The Portable Veblen

Elizabeth McKenzie

4th Estate, £8.99

Review Nick Major

PART-WAY through this droll intellectual romance Veblen Amundsen-Hovda’s friend Albertine tells her to read Adolf Guggenbuhl-Craig’s book Marriage: Dead or Alive. Like any normal human being, Veblen is having doubts about holy matrimony.

She is engaged to Paul Vreeland, a neurosurgeon. According to Albertine, Guggenbuhl-Craig thinks “marriage is a continuous inevitable confrontation that can be resolved only through death.” Veblen despairs, not because her friend lacks tact but because that is exactly the kind of relationship she already has, with her mother. In a way, this is the crux of The Portable Veblen. Does marriage provide a kind of "insurance against loneliness" or does it merely entrench our neuroses, which in turn we pass on to our children?

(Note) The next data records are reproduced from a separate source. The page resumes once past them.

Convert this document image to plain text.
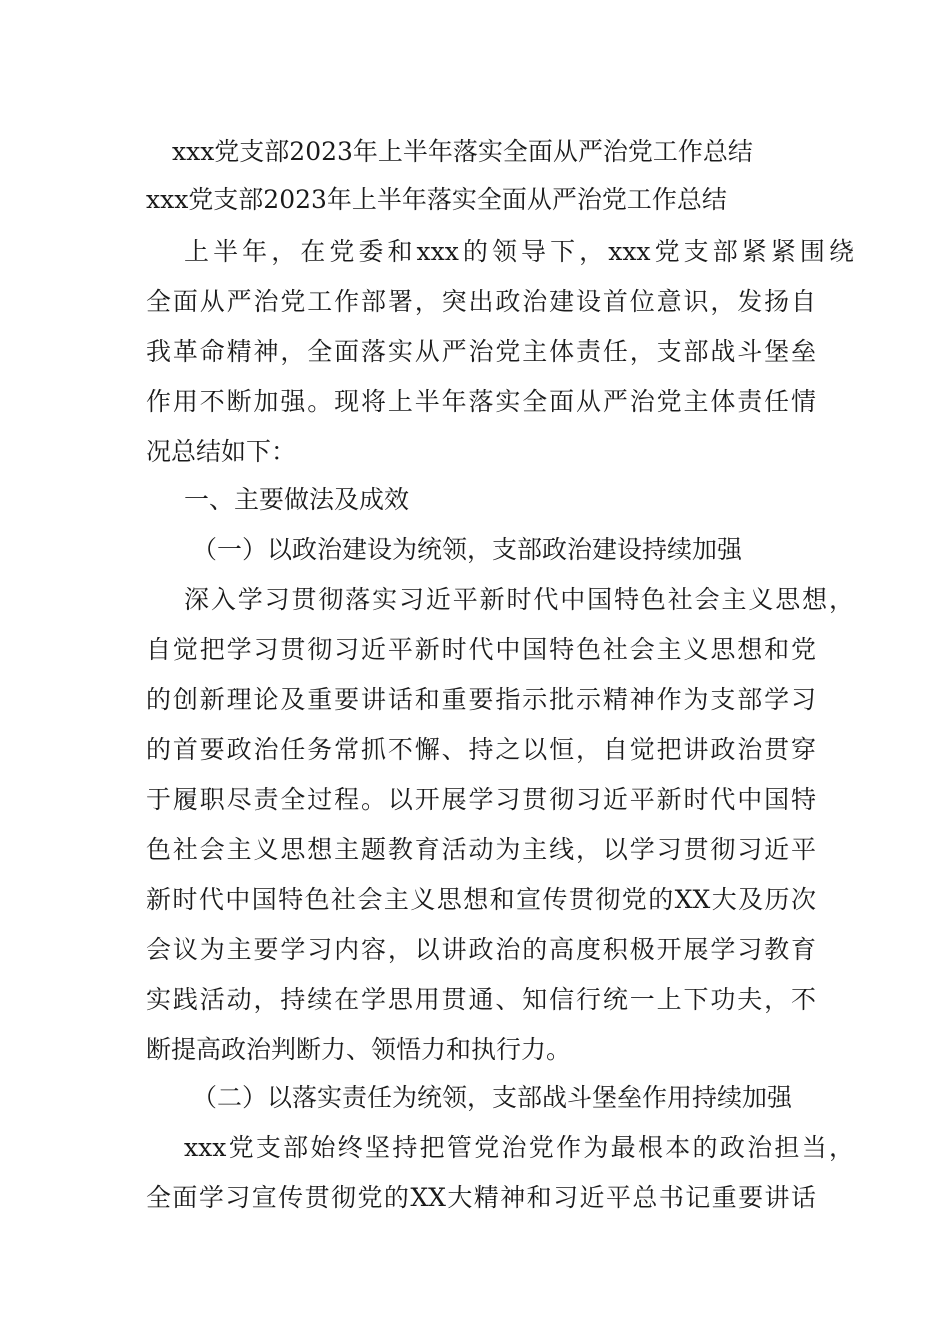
xxx党支部2023年上半年落实全面从严治党工作总结
xxx党支部2023年上半年落实全面从严治党工作总结
上半年，在党委和xxx的领导下，xxx党支部紧紧围绕
全面从严治党工作部署，突出政治建设首位意识，发扬自
我革命精神，全面落实从严治党主体责任，支部战斗堡垒
作用不断加强。现将上半年落实全面从严治党主体责任情
况总结如下：
一、主要做法及成效
（一）以政治建设为统领，支部政治建设持续加强
深入学习贯彻落实习近平新时代中国特色社会主义思想，
自觉把学习贯彻习近平新时代中国特色社会主义思想和党
的创新理论及重要讲话和重要指示批示精神作为支部学习
的首要政治任务常抓不懈、持之以恒，自觉把讲政治贯穿
于履职尽责全过程。以开展学习贯彻习近平新时代中国特
色社会主义思想主题教育活动为主线，以学习贯彻习近平
新时代中国特色社会主义思想和宣传贯彻党的XX大及历次
会议为主要学习内容，以讲政治的高度积极开展学习教育
实践活动，持续在学思用贯通、知信行统一上下功夫，不
断提高政治判断力、领悟力和执行力。
（二）以落实责任为统领，支部战斗堡垒作用持续加强
xxx党支部始终坚持把管党治党作为最根本的政治担当，
全面学习宣传贯彻党的XX大精神和习近平总书记重要讲话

Veblen has been named after anti-materialist philosopher Thorsten Veblen, who lived in California, where the novel is set. She is a self-made woman, preoccupied by the ills of consumerist society and determined to make people happier. But she struggles to feel sympathy for her mother, a lifelong hypochondriac who excels at emotional blackmail. Veblen is the quintessential West Coast idealist. So it is both surprising and not that her fiance has just secured a contract with a pharmaceuticals company to work on a device that reduces traumatic brain injury in the military field. Lurking in the background of their relationship is Cloris Hutmacher, a wealthy heiress whose Washington connections secured the funding for Paul’s research. His parents – hippies of the kind found in Tom Wolfe’s The Electric Kool-Aid Acid Test – seem like Veblen’s sort of people, but he yearns to leave them behind and become a successful member of the bourgeoisie.

There are not many characters in this novel who aren’t maladjusted in some way, which suggests that madness might be a natural state rather than an aberration. Veblen is the colourful maypole of the novel, around which the others dance. But even her sanity is questionable. Of the many subplots, the most bizarre is her suspicion that squirrels can understand humans. It sounds quaint, but – somehow – McKenzie pulls it off. So much so that when Veblen takes a long road trip with a captive squirrel it makes perfect sense, especially once we realise the animal provides a non-human creature on to whom she can project her anxieties.

The Portable Veblen is a long engagement party of wit and oddness. The dialogue whizzes along, and there are some terrific, madcap scenes filled with cracking one-liners. For a while, however, it seems the characters have no real depth; they are empty caricatures of a kind of fashionable nerd, but as the plot scampers forward we see a deeper, more complex side to their psychology. There is a playful wisdom at the heart of this amusing novel, which questions some of our basic assumptions about love and marriage. If it could be reduced to one pithy statement, it would be this, from Soren Kierkegaard: “Marry or don’t marry, you’ll regret it either way.”